I figli dell’altro

Da Cenerentola a Genitori in trappola, passando per il mitico Tutti insieme appassionatamente, da sempre la moglie o aspirante tale del padre non vede di buon occhio i figli di lui, che mira nel migliore dei casi a considerare un terzo incomodo da spedire prontamente in collegio senza passare per il via.

Un tempo il problema riguardava quasi esclusivamente figli orfani e matrignia, ora si parla anche, anzi, più frequentemente, di figli di genitori separati (ancora!) nel caso in cui il genitore affidatario si sia rifatto una vita con qualcun altro, con cui questi figli devono convivere.

Lasciamo stare i casi più o meno limite di matrigne alla Madame Tramaine e di padrigni depravati, e restiamo nel campo delle brave persone che però sono, ahimé, incompatibili.

Una mia amica, ragazza madre che ha trovato il compagno della sua vita in veneranda età (era intorno alla cinquantina), mi confessa tra le lacrime che sta trasferendosi altrove perché i rapporti tra suo marito e suoi figlio creano in casa una tensione insopportabile. Io non manco di dire la mia, ho le mie idee sul senso del matrimonio, per cui non approvo il matrimonio tra due ultracinquantenni (lui ultrasessantenne credo) con già figli adulti nati da relazioni precedenti, esattamente per lo stesso motivo per cui non sono d’accordo col matrimonio omosessuale: non c’è una famiglia (con prole intendo) da costruire, si vogliono amare si amino, ma il matrimonio che c’entra?
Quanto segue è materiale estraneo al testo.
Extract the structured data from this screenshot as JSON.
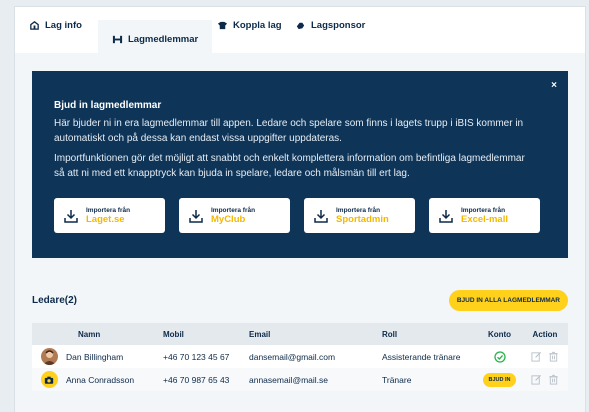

Considerate che, con sua grande sorpresa, si è ritrovata a pagare più tasse universitarie perché il suo ISEE era più elevato, nonostante il marito già mantenesse i propri di figli all’università e ovviamente non contribuisse in nulla al  mantenimento del figlio della mia amica, e questo è pure capitata un’altra che oltretutto con il nuovo compagno non si è neanche sposata.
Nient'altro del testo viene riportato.